Sigh... It's been an adventure... And I'd like to pen off by thanking all my great bosses for being great to me. For trusting me and for entrusting the great responsibility to me. For teaching me. For imparting your knowledge onto me. For guiding me. For reprimanding me firmly, yet with respect when I did something wrong when I was still a junior back then. But most of all, for respecting me... that was one virtue and value that I will honor forever. And for that, you win my respect without a doubt.

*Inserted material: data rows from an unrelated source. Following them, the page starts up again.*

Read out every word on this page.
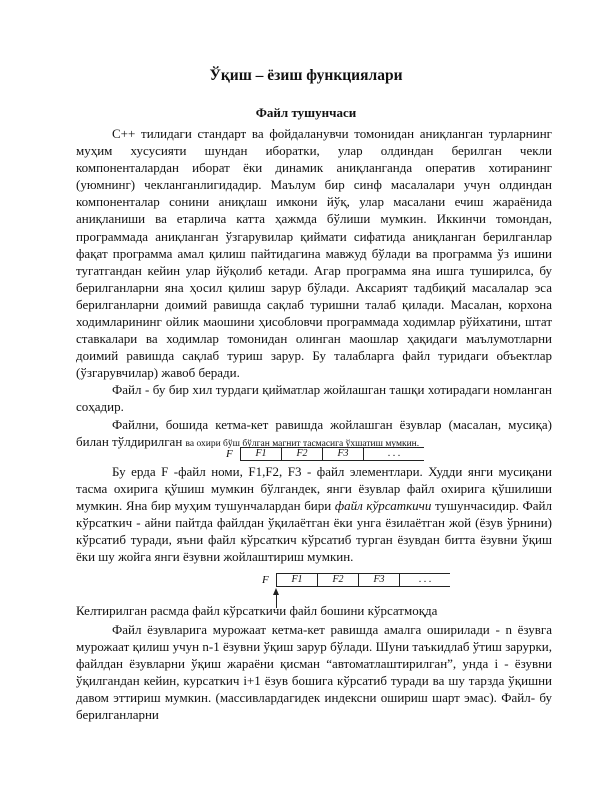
Ўқиш – ёзиш функциялари
Файл тушунчаси

C++ тилидаги стандарт ва фойдаланувчи томонидан аниқланган турларнинг муҳим хусусияти шундан иборатки, улар олдиндан берилган чекли компоненталардан иборат ёки динамик аниқланганда оператив хотиранинг (уюмнинг) чекланганлигидадир. Маълум бир синф масалалари учун олдиндан компоненталар сонини аниқлаш имкони йўқ, улар масалани ечиш жараёнида аниқланиши ва етарлича катта ҳажмда бўлиши мумкин. Иккинчи томондан, программада аниқланган ўзгарувилар қиймати сифатида аниқланган берилганлар фақат программа амал қилиш пайтидагина мавжуд бўлади ва программа ўз ишини тугатгандан кейин улар йўқолиб кетади. Агар программа яна ишга туширилса, бу берилганларни яна ҳосил қилиш зарур бўлади. Аксарият тадбиқий масалалар эса берилганларни доимий равишда сақлаб туришни талаб қилади. Масалан, корхона ходимларининг ойлик маошини ҳисобловчи программада ходимлар рўйхатини, штат ставкалари ва ходимлар томонидан олинган маошлар ҳақидаги маълумотларни доимий равишда сақлаб туриш зарур. Бу талабларга файл туридаги объектлар (ўзгарувчилар) жавоб беради.

Файл - бу бир хил турдаги қийматлар жойлашган ташқи хотирадаги номланган соҳадир.

Файлни, бошида кетма-кет равишда жойлашган ёзувлар (масалан, мусиқа) билан тўлдирилган ва охири бўш бўлган магнит тасмасига ўхшатиш мумкин.

F	F1	F2	F3	. . .

Бу ерда F -файл номи, F1,F2, F3 - файл элементлари. Худди янги мусиқани тасма охирига қўшиш мумкин бўлгандек, янги ёзувлар файл охирига қўшилиши мумкин. Яна бир муҳим тушунчалардан бири файл кўрсаткичи тушунчасидир. Файл кўрсаткич - айни пайтда файлдан ўқилаётган ёки унга ёзилаётган жой (ёзув ўрнини) кўрсатиб туради, яъни файл кўрсаткич кўрсатиб турган ёзувдан битта ёзувни ўқиш ёки шу жойга янги ёзувни жойлаштириш мумкин.

F	F1	F2	F3	. . .
Келтирилган расмда файл кўрсаткичи файл бошини кўрсатмоқда

Файл ёзувларига мурожаат кетма-кет равишда амалга оширилади - n ёзувга мурожаат қилиш учун n-1 ёзувни ўқиш зарур бўлади. Шуни таъкидлаб ўтиш зарурки, файлдан ёзувларни ўқиш жараёни қисман “автоматлаштирилган”, унда i - ёзувни ўқилгандан кейин, курсаткич i+1 ёзув бошига кўрсатиб туради ва шу тарзда ўқишни давом эттириш мумкин. (массивлардагидек индексни ошириш шарт эмас). Файл- бу берилганларни
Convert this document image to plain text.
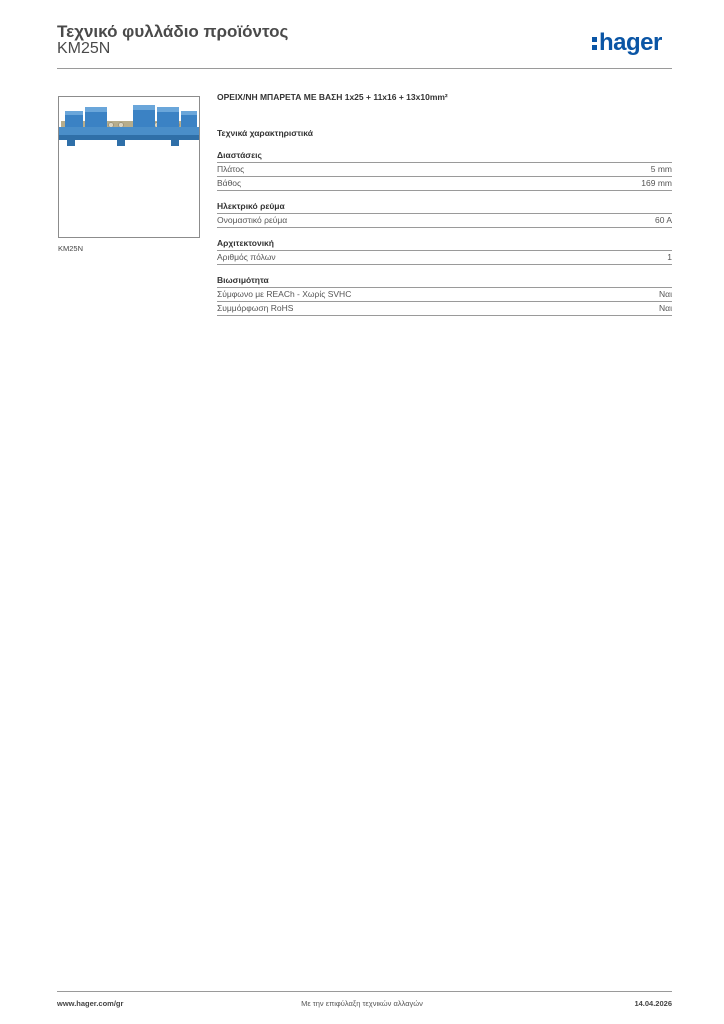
Τεχνικό φυλλάδιο προϊόντος
KM25N	hager
KM25N
ΟΡΕΙΧ/ΝΗ ΜΠΑΡΕΤΑ ΜΕ ΒΑΣΗ 1x25 + 11x16 + 13x10mm²
Τεχνικά χαρακτηριστικά
Διαστάσεις
Πλάτος	5 mm
Βάθος	169 mm
Ηλεκτρικό ρεύμα
Ονομαστικό ρεύμα	60 A
Αρχιτεκτονική
Αριθμός πόλων	1
Βιωσιμότητα
Σύμφωνο με REACh - Χωρίς SVHC	Ναι
Συμμόρφωση RoHS	Ναι
www.hager.com/gr	Με την επιφύλαξη τεχνικών αλλαγών	14.04.2026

The list is too long to thank, but I will scribe as much as I can.

Special thanks to:-

Former boss - Dr Abdul Rahim bin Tahir, Dr Siti Khairani, Dr Stanley
Current boss - Dr Hasmannizar bin Abd Manap, Dr Billy, Dr Ch'ng ET, Dr Syukur
Former colleagues - Dr Shartiyah, Dr Din XJ, Dr Low DE, Dr Chong GY, Dr Fyzal
Current colleagues - Dr Shukri, Dr KY Kang, Dr Thiba, Dr Wan Faizal
Junior colleagues who have just joined us - Dr Atikah, Dr Nida
CRW, CCU, ICL and NICL staffs for treating me with great respect, I bow with great honor, humility and gratitude. My absence from these wards are merely temporary as I will be venturing there again during on calls.